You moved to the Bulldogs two years later and were a part of a Grand Final there in 1998 off the back of four sudden-death elimination matches in a row. What do you remember about that season?
We weren't sitting pretty in the leadup to the finals. We finished ninth so we had to play a lot of elimination games. Each week was an elimination so it was just a dream run.
Something else I remember about that time was that 'Bullfrog' [Peter Moore] was pretty crook at that stage. Each week we would go and see him in the hospital before the game. Given the standing that 'Bullfrog' had in the organisation, it really hit home as to what rugby league meant to a lot of people.
You signed with the Cowboys prior to the 2004 season. What influenced your decision to move to North Queensland?
I was at the Bulldogs from 1997 until the end of 2003 and I was enjoying my time there. We had just had a child, our first son Colby. The Bulldogs went on to have the salary cap scandal in 2003 so were looking to reduce their cap. I thought 'If I'm going to move clubs, I wouldn't mind moving back home and playing for the Cowboys'. My manager put the feelers out to a few clubs and I was lucky enough to get a response to Peter Parr, Graham Murray, and Dennis Keeffe and was given the opportunity to head back up north. Things just worked out perfectly.
You spent three years with the Cowboys, captaining them to the 2005 Grand Final. What do you remember most about that season?
In all honesty, the 2004 season was probably the most memorable because it was the first time the Cowboys had ever made the finals. We had a little bit of expectation in 2005 because we had made the finals and gone pretty deep the previous year. The thing with the finals is the further your progress, the higher the highs and the lower the lows when you lose. I will always take playing that grand final over not playing in it, but losing it was heartbreaking. You have been together for almost 12 months as a team.
You made your Origin debut in Game 2, 2002. What did it mean to be able to represent your state?

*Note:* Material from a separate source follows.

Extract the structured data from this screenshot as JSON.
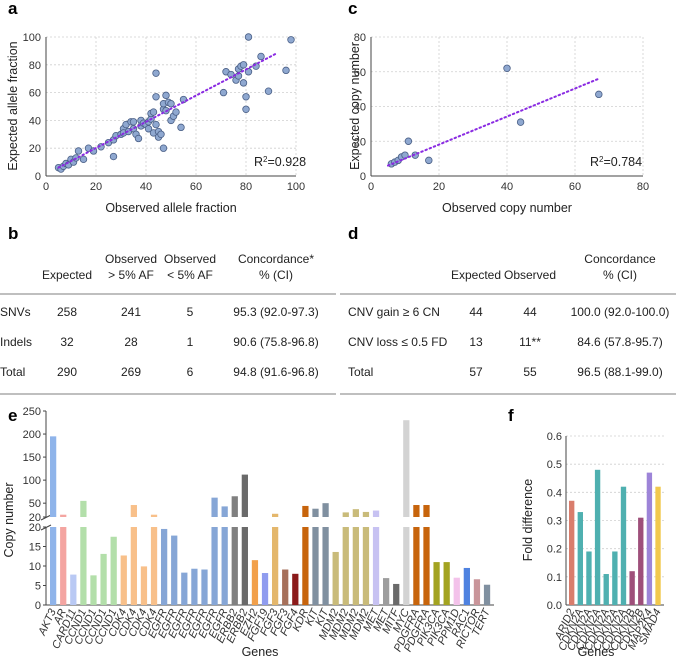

Individually, that was the highest honour I've ever achieved. I remember Wednesday nights when Origin was on, pulling the mattress out and laying in front of the TV and watching the whole game. My favourite team when I was younger was Parramatta, but then when Origin came around, Sterling and Kenny didn't matter to me. It was 'The King'. It was all Wally Lewis. That's all you ever wanted to do as a kid, represent your state. Gene Miles gave me the call and let me know I was in the team. I think I was still surprised. It took a while to sink in.
You became a firefighter when you finished your career. What made you want to get involved in that field and where are you based?
I'm currently based in Nambour on the Sunshine Coast. It was the end of 2001 or 2002, I knew I was more towards the back end of my career so I wanted to put some feelers out and have a look and see what was out there. I don't know how I stumbled across it, but I saw the firies had a lot of similarities to professional sport and just sport in general. It's a team environment, they do have their downtimes, but when an emergency happens, everyone needs to be switched on and you have your role to play. You don't want to let your team down. You have a goal you want to achieve. There is no monotony. Each day is different. I've been doing it for 12 years now and I still thoroughly enjoy going to work.